Why did they let you go from Real Madrid and did Real Madrid continue to accumulate cups? Why did they give him free rein at Juventus and why did Juventus continue to reign? Why was he expelled from a miserable Manchester United and Manchester United regained its joy? Why didn’t Liverpool or Bayern knock on your door, with no transfer fee, and let the opportunity run? Why did he participate in the World Cup with Portugal and Portugal lose to Morocco, anyway, without him being able to remedy it?
It is not a disgrace to caress the 40, but It’s a bit embarrassing to see him like this, plunged into sleep, as if he wasn’t shy, but football. With expressions of acrimony towards those who welcomed him, as a teenager, in a foreign country; towards the coach who, in his maturity, led him to lift the Euro Cup; to the agent who lifted him out of poverty and eventually got him on the Forbes list.

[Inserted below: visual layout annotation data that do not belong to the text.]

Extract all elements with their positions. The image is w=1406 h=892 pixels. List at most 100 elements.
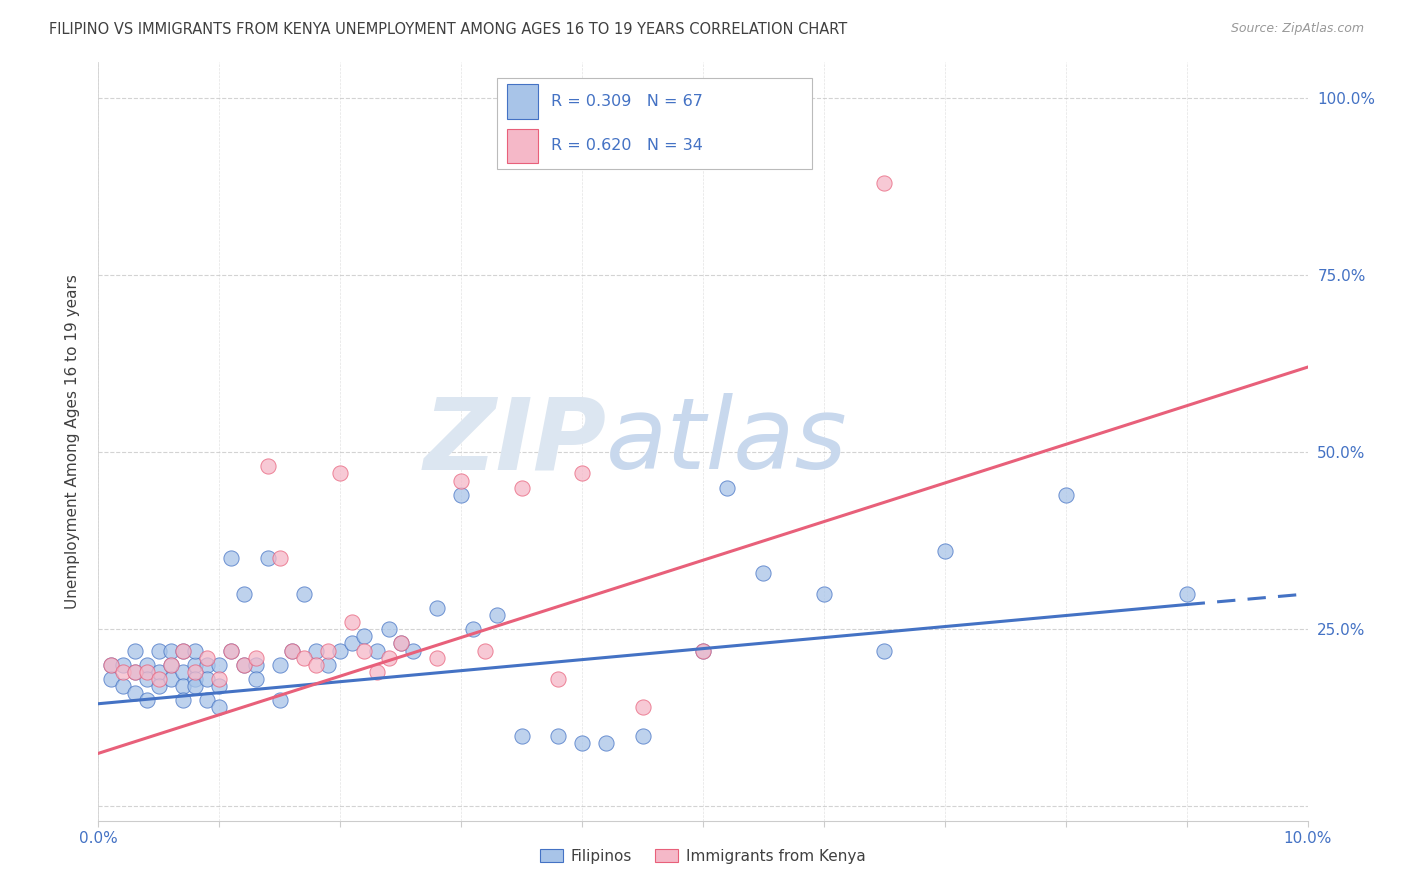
- Point: [281, 643, 304, 657]
- Point: [486, 608, 509, 623]
- Point: [1175, 587, 1198, 601]
- Point: [1054, 488, 1077, 502]
- Point: [148, 643, 170, 657]
- Point: [292, 650, 315, 665]
- Point: [111, 679, 134, 693]
- Point: [402, 643, 425, 657]
- Point: [389, 636, 412, 650]
- Point: [195, 650, 218, 665]
- Point: [245, 657, 267, 672]
- Point: [135, 672, 157, 686]
- Point: [100, 657, 122, 672]
- Point: [135, 657, 157, 672]
- Point: [353, 643, 375, 657]
- Point: [571, 467, 593, 481]
- Point: [221, 643, 243, 657]
- Y-axis label: Unemployment Among Ages 16 to 19 years: Unemployment Among Ages 16 to 19 years: [65, 274, 80, 609]
- Text: FILIPINO VS IMMIGRANTS FROM KENYA UNEMPLOYMENT AMONG AGES 16 TO 19 YEARS CORRELA: FILIPINO VS IMMIGRANTS FROM KENYA UNEMPL…: [49, 22, 848, 37]
- Point: [172, 643, 194, 657]
- Point: [450, 488, 472, 502]
- Point: [716, 481, 738, 495]
- Point: [148, 672, 170, 686]
- Point: [934, 544, 956, 558]
- Point: [547, 672, 569, 686]
- Point: [124, 686, 146, 700]
- Point: [292, 587, 315, 601]
- Point: [305, 643, 328, 657]
- Point: [426, 601, 449, 615]
- Point: [269, 657, 291, 672]
- Point: [873, 643, 896, 657]
- Point: [184, 665, 207, 679]
- Point: [813, 587, 835, 601]
- Point: [245, 650, 267, 665]
- Point: [208, 679, 231, 693]
- Point: [100, 657, 122, 672]
- Point: [692, 643, 714, 657]
- Point: [329, 467, 352, 481]
- Point: [366, 643, 388, 657]
- Point: [135, 693, 157, 707]
- Point: [195, 693, 218, 707]
- Point: [148, 665, 170, 679]
- Point: [329, 643, 352, 657]
- Point: [752, 566, 775, 580]
- Point: [160, 657, 183, 672]
- Point: [160, 643, 183, 657]
- Point: [184, 643, 207, 657]
- Point: [172, 679, 194, 693]
- Point: [221, 643, 243, 657]
- Point: [232, 657, 254, 672]
- Point: [221, 551, 243, 566]
- Point: [389, 636, 412, 650]
- Point: [631, 729, 654, 743]
- Point: [195, 672, 218, 686]
- Text: atlas: atlas: [606, 393, 848, 490]
- Point: [184, 657, 207, 672]
- Point: [208, 700, 231, 714]
- Point: [245, 672, 267, 686]
- Point: [631, 700, 654, 714]
- Point: [124, 643, 146, 657]
- Point: [353, 629, 375, 643]
- Text: ZIP: ZIP: [423, 393, 606, 490]
- Text: Source: ZipAtlas.com: Source: ZipAtlas.com: [1230, 22, 1364, 36]
- Point: [426, 650, 449, 665]
- Point: [124, 665, 146, 679]
- Point: [474, 643, 496, 657]
- Point: [124, 665, 146, 679]
- Point: [172, 693, 194, 707]
- Point: [269, 551, 291, 566]
- Point: [111, 657, 134, 672]
- Point: [269, 693, 291, 707]
- Point: [692, 643, 714, 657]
- Point: [160, 657, 183, 672]
- Point: [450, 474, 472, 488]
- Point: [571, 736, 593, 750]
- Point: [100, 672, 122, 686]
- Point: [305, 657, 328, 672]
- Point: [873, 176, 896, 190]
- Point: [148, 679, 170, 693]
- Point: [316, 643, 339, 657]
- Point: [342, 615, 364, 630]
- Point: [195, 657, 218, 672]
- Point: [463, 623, 485, 637]
- Point: [377, 623, 399, 637]
- Point: [316, 657, 339, 672]
- Point: [510, 729, 533, 743]
- Legend: Filipinos, Immigrants from Kenya: Filipinos, Immigrants from Kenya: [534, 843, 872, 870]
- Point: [111, 665, 134, 679]
- Point: [232, 657, 254, 672]
- Point: [281, 643, 304, 657]
- Point: [172, 643, 194, 657]
- Point: [595, 736, 617, 750]
- Point: [547, 729, 569, 743]
- Point: [184, 672, 207, 686]
- Point: [342, 636, 364, 650]
- Point: [208, 672, 231, 686]
- Point: [208, 657, 231, 672]
- Point: [366, 665, 388, 679]
- Point: [256, 459, 278, 474]
- Point: [135, 665, 157, 679]
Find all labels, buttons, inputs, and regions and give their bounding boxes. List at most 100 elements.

Let’s say that Cristiano is failing him, like Bruce Willis, the sixth Sense. The obvious escapes him. The years weigh on her, even though her pride remains intact. He is not considered appealed even when he barely has a contract left in Saudi Arabia, where he will also play soccer. “Is [un contrato] unique because I am a unique footballer”, he smiled in his presentation. “It is a great opportunity not only for football, but to change the mentality of the new generations”.
If it is an opportunity for sport, no European or American will be there to see it. And if it serves to change the mentality of the new generations, it will not be the Arabs. At least the clarity is appreciated. Cristiano Ronaldo not only set out to betray the fans who adored him with his desperate offer to Atlético Madrid and Manchester City. His pride catapulted him further.
Cristiano will be the image of the tyranny that dismembered the journalist Jamal Khashoggithen a columnist for The Washington Post, and applies the death penalty as a divine condemnation. And perhaps worst of all. He will pawn his image so that the 2030 World Cup is not for his country and his compatriots, with the candidacy of Spain and Portugal, but for Mohamed Bin Salman: the king who will boast of the emeritus striker like his thoroughbreds, his team in England or his crime without punishment.
Cristiano’s moral corruption is comparable to that of the Kaili clan, serving Qatar from positions of power in the European Union. They will sell dozens of alibis. They will say that they open the country to the world. But you don’t have to be Wittgenstein to decipher the reason for the infamy. Europe, unlike the Arab kingdoms, does not need wads of cash to persuade them of the virtues of their culture. But there will always be Europeans, like Cristiano, open to the best adversary (Russia, Arabia, Morocco), ready to sacrifice anything for money they don’t need.